La consolidación definitiva llegó en 1988 con Open Up and Say… Ahh!. Este álbum no sólo mantuvo la fórmula del éxito, sino que incluyó «Every Rose Has Its Thorn», la balada acústica que se convirtió en el himno definitivo de la banda y en un éxito número uno a nivel mundial. Poison demostró tener la capacidad de facturar éxitos masivos, combinando la irreverencia de «Nothin’ but a Good Time» con la melancolía calculada de sus composiciones más lentas. Su tercer esfuerzo, Flesh & Blood (1990), continuó la racha de certificaciones de platino antes de que la industria musical sufriera un cambio drástico.
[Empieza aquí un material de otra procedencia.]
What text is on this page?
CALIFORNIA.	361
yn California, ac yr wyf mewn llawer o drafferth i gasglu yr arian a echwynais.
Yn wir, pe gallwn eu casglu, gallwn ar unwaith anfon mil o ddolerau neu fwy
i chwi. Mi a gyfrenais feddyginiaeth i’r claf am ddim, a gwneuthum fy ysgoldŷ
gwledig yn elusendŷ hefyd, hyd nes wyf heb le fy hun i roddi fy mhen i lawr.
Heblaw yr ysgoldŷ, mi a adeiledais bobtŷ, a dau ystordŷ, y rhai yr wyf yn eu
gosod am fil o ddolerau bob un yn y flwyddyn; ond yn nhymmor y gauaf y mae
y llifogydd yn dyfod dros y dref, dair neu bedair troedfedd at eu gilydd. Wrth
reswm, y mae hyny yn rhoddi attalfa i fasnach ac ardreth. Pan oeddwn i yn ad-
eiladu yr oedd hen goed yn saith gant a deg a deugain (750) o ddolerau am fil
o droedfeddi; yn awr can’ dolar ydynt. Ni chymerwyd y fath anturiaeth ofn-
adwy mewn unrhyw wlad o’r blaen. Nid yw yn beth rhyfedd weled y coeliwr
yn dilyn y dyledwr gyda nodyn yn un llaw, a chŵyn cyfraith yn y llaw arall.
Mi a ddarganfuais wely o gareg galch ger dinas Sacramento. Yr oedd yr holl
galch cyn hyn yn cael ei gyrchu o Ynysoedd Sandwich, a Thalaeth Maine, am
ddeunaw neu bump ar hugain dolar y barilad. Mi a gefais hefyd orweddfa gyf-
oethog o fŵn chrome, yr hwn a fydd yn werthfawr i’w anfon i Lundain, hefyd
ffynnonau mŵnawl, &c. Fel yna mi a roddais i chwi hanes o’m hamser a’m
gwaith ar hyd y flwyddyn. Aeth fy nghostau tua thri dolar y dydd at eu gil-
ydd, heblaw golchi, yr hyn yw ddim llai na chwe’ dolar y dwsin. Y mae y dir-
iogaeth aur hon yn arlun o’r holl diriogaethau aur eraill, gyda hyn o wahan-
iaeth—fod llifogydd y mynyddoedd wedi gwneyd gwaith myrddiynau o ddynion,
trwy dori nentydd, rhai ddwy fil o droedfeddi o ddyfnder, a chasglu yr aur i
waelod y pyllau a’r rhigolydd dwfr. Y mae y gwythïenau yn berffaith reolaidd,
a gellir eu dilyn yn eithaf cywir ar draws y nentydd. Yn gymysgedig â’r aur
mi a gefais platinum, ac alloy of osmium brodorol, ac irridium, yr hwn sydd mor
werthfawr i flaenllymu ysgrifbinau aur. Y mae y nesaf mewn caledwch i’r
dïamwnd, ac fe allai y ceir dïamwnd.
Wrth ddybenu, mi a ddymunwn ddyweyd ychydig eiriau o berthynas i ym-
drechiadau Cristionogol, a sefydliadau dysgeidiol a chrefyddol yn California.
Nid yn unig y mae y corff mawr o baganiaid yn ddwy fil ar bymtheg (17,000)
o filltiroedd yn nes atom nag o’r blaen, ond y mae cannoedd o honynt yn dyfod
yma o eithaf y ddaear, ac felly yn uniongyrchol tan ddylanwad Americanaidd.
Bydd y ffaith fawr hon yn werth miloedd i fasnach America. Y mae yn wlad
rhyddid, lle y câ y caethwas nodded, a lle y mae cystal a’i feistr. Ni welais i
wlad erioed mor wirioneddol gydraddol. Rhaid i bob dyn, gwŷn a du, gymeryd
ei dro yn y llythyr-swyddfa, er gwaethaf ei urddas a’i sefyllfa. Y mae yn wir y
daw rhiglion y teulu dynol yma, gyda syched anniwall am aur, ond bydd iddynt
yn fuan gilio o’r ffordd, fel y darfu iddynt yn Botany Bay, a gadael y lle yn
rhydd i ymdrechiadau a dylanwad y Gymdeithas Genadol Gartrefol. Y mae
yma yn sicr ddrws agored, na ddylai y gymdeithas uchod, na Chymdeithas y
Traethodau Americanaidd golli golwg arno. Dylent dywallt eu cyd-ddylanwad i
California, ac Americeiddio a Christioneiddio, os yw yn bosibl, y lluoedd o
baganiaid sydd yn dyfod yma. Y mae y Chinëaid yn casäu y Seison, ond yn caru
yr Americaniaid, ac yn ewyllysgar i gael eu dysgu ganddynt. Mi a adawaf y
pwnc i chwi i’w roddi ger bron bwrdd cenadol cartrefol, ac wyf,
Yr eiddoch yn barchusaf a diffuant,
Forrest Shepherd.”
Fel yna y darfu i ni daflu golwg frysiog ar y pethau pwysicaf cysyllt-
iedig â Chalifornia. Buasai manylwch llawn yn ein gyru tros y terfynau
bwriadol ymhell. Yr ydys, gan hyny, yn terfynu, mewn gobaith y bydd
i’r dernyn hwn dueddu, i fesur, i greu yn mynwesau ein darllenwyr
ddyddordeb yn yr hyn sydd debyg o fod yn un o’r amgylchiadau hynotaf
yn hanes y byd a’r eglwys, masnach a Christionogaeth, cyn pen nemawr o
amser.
La llegada de la década de los noventa y el auge del Grunge alteraron el panorama de la música de manera radical. Las bandas de Glam Rock fueron desplazadas por un sonido más crudo y sombrío. Poison enfrentó tensiones internas, la salida temporal de C.C. DeVille y un declive en sus ventas comerciales. A pesar de los cambios de alineación, las adicciones y los accidentes personales de Bret Michaels, la agrupación se negó a desaparecer. Con el regreso de DeVille a finales de la década, la banda apostó por la nostalgia y las giras masivas, demostrando que su catálogo seguía vigente para miles de seguidores.
Hoy en día, Poison sobrevive como un testimonio de una era donde el Rock era sinónimo de espectáculo y entretenimiento masivo. Sin pretensiones intelectuales ni discursos profundos, el grupo se mantiene activo en los escenarios del mundo, respaldado por una trayectoria de más de 40 millones de discos vendidos. Su mérito no radica en la innovación musical, sino en la longevidad de un proyecto que supo capitalizar el hedonismo de una época y transformarlo en un negocio permanente.